In a modern data centre, there is more and more resource centralization happening. Take a Microsoft cloud deployment for example, such as what Microsoft does with CPS or what you can do with Windows Server (and maybe System Center). A chunk of a rack can contain over a petabyte of RAW storage in the form of a Scale-Out File Server (SOFS) and the rest of the rack is either hosts or TOR networking. With this type of storage consolidation, we have a challenge: how do we ensure that each guest service gets the storage IOPS that it requires?
From a service providers perspective:
- How do we provide storage performance SLAs?
- How do we price-band storage performance (pay more to get more IOPS)?
Up to now with Hyper-V you required a SAN (such as Tintrí) to do some magic on the backend. WS2012 R2 Hyper-V added a crude storage QoS method (maximum rule only) that was performed on at the host and not at the storage. So:
- There was no minimum or SLA-type rule, only a cap.
- QoS rules were not distributed so there was no accounting on host X what Hosts A-W were doing to the shared storage system.
Windows Server vNext is adding Distributed Storage QoS that is the function of a partnership between Hyper-V hosts and a SOFS. Yes: you need a SOFS – but remember that a SOFS can be 2-8 clustered Window Servers that are sharing a SAN via SMB 3.0 (no Storage Spaces in that design).

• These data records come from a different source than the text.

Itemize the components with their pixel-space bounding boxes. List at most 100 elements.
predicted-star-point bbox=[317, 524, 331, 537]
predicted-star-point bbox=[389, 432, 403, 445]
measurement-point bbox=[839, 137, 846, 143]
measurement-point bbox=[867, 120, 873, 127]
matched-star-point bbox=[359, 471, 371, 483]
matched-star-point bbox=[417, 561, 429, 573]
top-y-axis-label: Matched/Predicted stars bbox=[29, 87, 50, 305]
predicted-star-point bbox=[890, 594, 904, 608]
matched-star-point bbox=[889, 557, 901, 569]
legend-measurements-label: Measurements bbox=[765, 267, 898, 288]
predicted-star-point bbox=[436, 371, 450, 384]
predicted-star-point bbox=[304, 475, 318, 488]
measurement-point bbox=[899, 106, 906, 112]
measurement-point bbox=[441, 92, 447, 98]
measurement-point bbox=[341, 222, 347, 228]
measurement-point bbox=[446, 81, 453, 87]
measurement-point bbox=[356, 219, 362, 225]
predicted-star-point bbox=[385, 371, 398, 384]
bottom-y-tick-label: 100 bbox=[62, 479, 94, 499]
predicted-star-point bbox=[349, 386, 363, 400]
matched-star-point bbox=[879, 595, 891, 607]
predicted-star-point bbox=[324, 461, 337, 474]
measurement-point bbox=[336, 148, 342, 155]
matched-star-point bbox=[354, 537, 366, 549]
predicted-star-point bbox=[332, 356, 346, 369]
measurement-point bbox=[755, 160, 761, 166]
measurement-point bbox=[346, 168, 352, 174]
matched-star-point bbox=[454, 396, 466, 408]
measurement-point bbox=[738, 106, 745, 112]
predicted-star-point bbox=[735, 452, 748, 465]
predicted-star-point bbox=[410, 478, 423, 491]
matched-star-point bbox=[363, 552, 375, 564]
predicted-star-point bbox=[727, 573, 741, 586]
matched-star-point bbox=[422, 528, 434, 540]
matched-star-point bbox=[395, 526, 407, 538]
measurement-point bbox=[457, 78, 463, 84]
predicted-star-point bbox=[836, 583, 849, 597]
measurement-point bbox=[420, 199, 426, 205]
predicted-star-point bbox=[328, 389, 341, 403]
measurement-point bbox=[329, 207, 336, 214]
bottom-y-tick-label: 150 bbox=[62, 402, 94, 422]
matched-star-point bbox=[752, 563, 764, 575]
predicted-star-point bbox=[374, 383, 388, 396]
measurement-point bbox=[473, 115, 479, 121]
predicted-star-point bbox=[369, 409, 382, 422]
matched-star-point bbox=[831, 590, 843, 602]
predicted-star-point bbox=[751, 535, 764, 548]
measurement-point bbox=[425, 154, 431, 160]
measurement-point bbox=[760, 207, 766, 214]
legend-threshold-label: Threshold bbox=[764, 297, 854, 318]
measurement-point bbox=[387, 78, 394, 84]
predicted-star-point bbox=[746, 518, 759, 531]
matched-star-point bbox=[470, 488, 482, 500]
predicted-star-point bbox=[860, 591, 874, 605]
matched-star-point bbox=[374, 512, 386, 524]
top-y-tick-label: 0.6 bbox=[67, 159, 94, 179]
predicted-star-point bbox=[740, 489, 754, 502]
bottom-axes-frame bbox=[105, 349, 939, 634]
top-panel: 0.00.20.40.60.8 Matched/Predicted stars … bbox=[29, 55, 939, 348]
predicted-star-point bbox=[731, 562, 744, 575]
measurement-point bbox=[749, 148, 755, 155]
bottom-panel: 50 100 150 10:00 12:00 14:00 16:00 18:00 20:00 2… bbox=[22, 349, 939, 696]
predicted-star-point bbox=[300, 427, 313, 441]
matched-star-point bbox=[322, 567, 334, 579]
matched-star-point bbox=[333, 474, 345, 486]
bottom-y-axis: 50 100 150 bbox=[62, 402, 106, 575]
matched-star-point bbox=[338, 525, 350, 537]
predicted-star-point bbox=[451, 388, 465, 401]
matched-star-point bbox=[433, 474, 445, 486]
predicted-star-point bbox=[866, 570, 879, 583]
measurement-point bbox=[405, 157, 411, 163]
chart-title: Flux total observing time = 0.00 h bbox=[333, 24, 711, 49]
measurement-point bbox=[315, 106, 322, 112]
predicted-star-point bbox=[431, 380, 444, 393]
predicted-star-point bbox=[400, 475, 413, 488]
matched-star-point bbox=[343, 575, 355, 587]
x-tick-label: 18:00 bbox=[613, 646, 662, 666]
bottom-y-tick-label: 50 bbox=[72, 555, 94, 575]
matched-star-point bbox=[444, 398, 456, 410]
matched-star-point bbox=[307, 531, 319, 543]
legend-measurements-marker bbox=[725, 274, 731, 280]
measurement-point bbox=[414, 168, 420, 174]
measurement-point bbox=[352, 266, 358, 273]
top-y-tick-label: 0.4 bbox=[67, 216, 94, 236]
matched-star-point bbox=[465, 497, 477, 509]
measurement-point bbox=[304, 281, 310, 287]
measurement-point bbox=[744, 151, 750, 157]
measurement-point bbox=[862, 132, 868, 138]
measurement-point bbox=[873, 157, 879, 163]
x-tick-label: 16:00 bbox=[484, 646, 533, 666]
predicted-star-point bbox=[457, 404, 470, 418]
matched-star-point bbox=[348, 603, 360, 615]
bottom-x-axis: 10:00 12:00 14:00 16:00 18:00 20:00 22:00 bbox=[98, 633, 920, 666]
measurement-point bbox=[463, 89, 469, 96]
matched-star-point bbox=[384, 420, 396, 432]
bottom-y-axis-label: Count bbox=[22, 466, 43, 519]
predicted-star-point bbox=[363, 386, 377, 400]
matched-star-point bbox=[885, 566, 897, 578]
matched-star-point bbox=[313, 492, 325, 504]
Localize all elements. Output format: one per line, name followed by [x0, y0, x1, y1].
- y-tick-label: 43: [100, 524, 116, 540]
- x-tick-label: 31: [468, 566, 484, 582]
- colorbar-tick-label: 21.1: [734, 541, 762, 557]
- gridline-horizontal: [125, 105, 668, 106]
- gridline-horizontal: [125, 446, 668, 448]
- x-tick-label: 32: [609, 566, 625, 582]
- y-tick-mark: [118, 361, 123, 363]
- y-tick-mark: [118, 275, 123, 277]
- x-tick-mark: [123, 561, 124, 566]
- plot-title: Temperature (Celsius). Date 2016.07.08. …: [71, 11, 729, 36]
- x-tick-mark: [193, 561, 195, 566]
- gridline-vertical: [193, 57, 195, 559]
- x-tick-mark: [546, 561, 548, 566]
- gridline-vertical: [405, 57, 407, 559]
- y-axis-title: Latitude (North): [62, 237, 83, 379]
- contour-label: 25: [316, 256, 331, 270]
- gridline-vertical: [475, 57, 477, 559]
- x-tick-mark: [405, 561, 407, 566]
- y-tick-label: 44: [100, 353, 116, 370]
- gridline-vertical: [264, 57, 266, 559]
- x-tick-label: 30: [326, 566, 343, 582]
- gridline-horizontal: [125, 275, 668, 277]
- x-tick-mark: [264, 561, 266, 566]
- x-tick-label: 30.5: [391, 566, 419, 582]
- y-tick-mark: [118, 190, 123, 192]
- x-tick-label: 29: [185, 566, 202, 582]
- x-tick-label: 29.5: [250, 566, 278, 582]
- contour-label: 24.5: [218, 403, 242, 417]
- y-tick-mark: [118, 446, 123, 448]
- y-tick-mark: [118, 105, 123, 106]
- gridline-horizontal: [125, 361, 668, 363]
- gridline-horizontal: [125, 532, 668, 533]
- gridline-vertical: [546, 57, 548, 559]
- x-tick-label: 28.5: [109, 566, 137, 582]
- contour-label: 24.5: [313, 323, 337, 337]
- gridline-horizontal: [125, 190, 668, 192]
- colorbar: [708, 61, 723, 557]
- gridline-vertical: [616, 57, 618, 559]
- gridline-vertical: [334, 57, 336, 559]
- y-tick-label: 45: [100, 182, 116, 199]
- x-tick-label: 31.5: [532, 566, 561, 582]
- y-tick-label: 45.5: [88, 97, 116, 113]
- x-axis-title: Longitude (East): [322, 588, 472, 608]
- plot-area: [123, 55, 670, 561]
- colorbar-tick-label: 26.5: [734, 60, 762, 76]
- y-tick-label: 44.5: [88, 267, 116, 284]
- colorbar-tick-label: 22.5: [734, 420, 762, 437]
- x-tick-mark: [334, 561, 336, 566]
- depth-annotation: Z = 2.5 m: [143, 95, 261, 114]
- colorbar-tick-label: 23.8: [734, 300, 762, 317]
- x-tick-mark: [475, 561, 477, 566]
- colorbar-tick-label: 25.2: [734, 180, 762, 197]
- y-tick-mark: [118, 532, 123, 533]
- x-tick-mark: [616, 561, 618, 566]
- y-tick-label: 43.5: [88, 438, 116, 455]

Note: the hosts use a new protocol called MS-SQOS (based on SMB 3.0 transport) to partner with the SOFS.
Distributed Storage QoS is actually driven from the SOFS. There are multiple benefits from this:
- Centralized monitoring (enabled by default on the SOFS)
- Centralized policy management
- Unified view of all storage requirements of all hosts/clusters connecting to this SOFS
Policy (PowerShell – System Center vNext will add management and monitoring support for Storage QoS) is created on the SOFS, based on your monitoring or service plans. An IO Scheduler runs on each SOFS node, and the policy manager data is distributed. The Policy Manager (a HA cluster resource on the SOFS cluster) pushes (MS-SQOS) policy up the Hyper-V hosts where Rate Limiters restrict the IOPS of virtual machines or virtual hard disks.
There are two kinds of QoS policy that you can create:
- Single-Instance: The resources of the rule are distributed or shared between VMs. Maybe a good one for a cluster/service or a tenant, e.g. a tenant gets 500 IOPS that must be shared by all of their VMs
- Multi-Instance: All VMs/disks get the same rule, e.g. each targeted VM gets a maximum of 500 IOPS. Good for creating VM performance tiers, e.g. bronze, silver, gold with each tier offering different levels of performance for an individual VM
You can create child policies. Maybe you set a maximum for a tenant. Then you create a sub-policy that is assigned to a VM within the limits of the parent policy.
Note that some of this feature comes from the Predictable Data Centers effort by Microsoft Research in Cambridge, UK.
Hyper-V storage PM, Patrick Lang, presented the topic of Distributed Storage QoS at TechEd Europe 2014.